C’est pourquoi, il faut comprendre cette dissolution de l’être comme apparence pure. Pour la métaphysique de l’époque, celle d’Aristote en particulier, le fait qu’il y ait des étants va de soi. On questionne l’être de l’étant, mais on ne saurait sans absurdité nier l’être lui-même. Pour Aristote, le principe de contradiction « il n’est pas possible que la même chose, en un seul et même temps, soit et ne soit pas » est indémontrable et peut être défendu contre ses négateurs. Dans le livre Gamma de la Métaphysique, Aristote montre qu’il suffit de demander à un adversaire du principe de dire au moins quelque chose pour le réfuter, car en disant quelque chose (on ne peut nier que les mots ont un sens défini), il signifie quelque chose et donc par-là respecte la logique du principe.
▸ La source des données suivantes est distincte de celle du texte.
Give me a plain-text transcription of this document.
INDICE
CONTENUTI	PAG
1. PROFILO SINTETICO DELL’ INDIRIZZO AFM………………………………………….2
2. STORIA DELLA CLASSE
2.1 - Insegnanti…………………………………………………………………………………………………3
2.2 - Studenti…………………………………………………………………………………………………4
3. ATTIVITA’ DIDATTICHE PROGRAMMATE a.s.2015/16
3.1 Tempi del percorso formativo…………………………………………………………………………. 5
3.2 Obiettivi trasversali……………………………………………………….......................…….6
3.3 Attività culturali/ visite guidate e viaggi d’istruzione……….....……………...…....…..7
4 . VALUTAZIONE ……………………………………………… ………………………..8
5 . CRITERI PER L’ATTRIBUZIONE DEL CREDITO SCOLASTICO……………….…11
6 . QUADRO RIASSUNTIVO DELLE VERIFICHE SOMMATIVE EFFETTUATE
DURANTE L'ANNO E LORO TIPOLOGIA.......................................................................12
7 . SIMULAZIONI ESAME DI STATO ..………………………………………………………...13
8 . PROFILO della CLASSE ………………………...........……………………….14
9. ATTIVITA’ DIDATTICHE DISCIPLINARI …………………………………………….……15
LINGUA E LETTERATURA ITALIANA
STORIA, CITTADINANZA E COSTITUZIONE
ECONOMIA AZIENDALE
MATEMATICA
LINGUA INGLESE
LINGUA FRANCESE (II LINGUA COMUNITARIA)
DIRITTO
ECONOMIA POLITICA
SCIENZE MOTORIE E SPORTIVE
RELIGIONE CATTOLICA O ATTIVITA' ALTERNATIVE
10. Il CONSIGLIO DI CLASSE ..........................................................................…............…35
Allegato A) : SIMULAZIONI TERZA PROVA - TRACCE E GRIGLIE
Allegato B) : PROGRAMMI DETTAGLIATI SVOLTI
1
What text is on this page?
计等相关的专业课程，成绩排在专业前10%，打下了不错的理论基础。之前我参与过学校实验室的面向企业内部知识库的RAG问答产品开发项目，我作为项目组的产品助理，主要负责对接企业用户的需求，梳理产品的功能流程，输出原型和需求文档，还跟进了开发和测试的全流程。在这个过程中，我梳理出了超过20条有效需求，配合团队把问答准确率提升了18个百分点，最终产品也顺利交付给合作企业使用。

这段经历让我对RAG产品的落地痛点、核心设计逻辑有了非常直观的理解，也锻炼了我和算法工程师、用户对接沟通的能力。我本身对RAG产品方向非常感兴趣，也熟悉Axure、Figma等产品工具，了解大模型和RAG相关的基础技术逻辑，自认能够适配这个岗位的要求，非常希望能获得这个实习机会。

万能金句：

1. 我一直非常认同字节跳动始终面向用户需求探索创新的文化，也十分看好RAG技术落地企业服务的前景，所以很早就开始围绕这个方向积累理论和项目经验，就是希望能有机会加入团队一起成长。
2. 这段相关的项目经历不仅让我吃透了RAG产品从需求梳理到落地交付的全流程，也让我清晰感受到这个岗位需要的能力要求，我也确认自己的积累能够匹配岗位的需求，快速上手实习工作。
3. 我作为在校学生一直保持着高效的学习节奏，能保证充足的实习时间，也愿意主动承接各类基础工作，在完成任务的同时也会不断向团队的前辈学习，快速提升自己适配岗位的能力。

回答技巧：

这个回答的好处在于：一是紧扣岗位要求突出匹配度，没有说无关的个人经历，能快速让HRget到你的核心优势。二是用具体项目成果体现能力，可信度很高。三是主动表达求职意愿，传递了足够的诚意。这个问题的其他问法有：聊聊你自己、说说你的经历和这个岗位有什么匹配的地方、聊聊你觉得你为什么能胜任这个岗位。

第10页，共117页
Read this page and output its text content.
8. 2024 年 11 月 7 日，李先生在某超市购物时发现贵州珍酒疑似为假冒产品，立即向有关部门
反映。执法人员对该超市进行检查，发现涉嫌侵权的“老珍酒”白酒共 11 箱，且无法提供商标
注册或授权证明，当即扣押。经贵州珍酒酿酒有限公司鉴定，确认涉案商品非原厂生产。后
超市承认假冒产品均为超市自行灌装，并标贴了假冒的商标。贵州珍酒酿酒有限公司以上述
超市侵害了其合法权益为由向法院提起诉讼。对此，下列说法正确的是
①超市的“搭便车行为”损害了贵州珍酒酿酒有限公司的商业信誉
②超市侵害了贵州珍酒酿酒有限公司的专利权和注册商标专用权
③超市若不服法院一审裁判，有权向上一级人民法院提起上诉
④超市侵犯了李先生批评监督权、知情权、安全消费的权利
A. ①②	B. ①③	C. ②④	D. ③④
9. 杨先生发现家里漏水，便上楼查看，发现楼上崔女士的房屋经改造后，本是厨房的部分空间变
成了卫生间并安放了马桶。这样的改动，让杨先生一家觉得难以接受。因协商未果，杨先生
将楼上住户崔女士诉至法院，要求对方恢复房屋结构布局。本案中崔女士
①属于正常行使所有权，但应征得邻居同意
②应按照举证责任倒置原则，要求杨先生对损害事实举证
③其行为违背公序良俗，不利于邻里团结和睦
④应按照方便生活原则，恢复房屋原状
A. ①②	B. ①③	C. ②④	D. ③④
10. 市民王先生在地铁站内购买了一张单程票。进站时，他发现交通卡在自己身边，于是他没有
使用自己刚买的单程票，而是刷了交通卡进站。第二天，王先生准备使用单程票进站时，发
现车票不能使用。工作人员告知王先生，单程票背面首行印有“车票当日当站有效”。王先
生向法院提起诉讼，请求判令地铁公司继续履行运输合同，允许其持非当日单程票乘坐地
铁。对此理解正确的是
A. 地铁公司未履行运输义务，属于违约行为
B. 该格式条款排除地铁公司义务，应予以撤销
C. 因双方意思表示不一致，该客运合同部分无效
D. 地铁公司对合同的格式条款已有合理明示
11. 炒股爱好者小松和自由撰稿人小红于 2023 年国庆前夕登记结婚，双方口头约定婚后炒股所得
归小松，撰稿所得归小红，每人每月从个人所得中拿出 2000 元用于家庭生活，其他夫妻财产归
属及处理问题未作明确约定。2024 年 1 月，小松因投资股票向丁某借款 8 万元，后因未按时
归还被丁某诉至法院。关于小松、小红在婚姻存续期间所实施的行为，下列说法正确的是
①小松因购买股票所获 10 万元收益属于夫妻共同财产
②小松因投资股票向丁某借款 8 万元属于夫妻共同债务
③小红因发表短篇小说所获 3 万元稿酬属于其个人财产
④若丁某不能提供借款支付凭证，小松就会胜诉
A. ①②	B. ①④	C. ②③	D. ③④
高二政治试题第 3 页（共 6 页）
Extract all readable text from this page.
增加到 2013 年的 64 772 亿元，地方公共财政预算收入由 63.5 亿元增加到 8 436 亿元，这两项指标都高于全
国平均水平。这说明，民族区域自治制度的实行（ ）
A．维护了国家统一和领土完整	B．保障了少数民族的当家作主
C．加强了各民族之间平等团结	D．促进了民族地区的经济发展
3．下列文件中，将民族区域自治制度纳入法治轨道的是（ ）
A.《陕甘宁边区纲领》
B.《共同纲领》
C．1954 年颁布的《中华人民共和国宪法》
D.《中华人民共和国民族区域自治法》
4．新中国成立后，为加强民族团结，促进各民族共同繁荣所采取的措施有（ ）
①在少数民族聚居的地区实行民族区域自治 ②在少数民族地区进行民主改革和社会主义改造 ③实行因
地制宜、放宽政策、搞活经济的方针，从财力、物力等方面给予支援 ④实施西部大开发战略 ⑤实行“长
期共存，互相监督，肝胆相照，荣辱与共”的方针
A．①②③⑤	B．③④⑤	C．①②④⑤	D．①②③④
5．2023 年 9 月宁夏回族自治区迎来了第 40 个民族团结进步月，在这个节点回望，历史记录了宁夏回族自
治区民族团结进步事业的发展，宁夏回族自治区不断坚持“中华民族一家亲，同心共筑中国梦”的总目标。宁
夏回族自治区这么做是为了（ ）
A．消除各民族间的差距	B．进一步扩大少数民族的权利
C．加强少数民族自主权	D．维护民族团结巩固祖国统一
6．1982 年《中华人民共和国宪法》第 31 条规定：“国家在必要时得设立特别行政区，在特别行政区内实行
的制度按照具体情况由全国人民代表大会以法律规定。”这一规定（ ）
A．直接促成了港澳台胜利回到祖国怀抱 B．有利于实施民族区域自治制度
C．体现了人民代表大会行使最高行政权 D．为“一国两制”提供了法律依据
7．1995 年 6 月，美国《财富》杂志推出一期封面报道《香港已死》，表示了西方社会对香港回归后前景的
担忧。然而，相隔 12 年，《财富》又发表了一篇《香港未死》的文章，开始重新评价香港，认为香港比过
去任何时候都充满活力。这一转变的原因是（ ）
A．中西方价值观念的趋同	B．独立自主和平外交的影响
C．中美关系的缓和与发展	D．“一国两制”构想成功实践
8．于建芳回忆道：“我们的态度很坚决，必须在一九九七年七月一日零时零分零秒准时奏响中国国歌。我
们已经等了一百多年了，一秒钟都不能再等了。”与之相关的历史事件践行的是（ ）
Pyrrhon, en déclarant à propos d’une chose qu’elle est et n’est pas, fait-il vraiment preuve d’absurdité? Pour lui, c’est bien une vérité, mais elle ne se situe pas au niveau du discours, car le langage ne peut manquer de réintroduire la question de l’être (« ceci est », « ceci n’est pas », « il n’y a que l’apparence », etc.) Si tout est indécidable et indifférent, alors il s’agit non pas de suspendre son jugement mais de s’abstenir de juger. Voilà le vrai sens de l’épochê pyrrhonienne pour Marcel Conche. Le sage est celui qui se délivre de la recherche illusoire de la vérité. Si l’on quitte le sol des évidences du sens commun et de la philosophie dogmatique, alors on cesse de donner une valeur au mot « être ». Pour Marcel Conche, une telle position ne pouvait manquer de faire « l’objet d’un refoulement idéologique, car, contrairement au scepticisme phénoméniste (celui de Sextus Empiricus par exemple), il ne fut jamais conciliable avec les idéologies dominantes ». Phyrron est au fond très proche de Wittgenstein, qui dénonce dans sa seconde philosophie les prétentions abusives de la philosophie. Leurs pensées respectives s’exercent contre une certaine idée de la philosophie. Faire de la philosophie, c’est se délivrer de l’illusion que la philosophie dit ou peut dire quelque chose sur le réel. Si Wittgenstein cherche à nous délivrer « des crampes mentales » occasionnées par « l’ensorcellement par le langage » dont nous nous ne manquons pas d’être les victimes, Pyrrhon, lui dénonce l’illusion ontologique à la base de tout questionnement philosophique. Car ce qui est étonnant, c’est bien la croyance non discutée en la philosophie !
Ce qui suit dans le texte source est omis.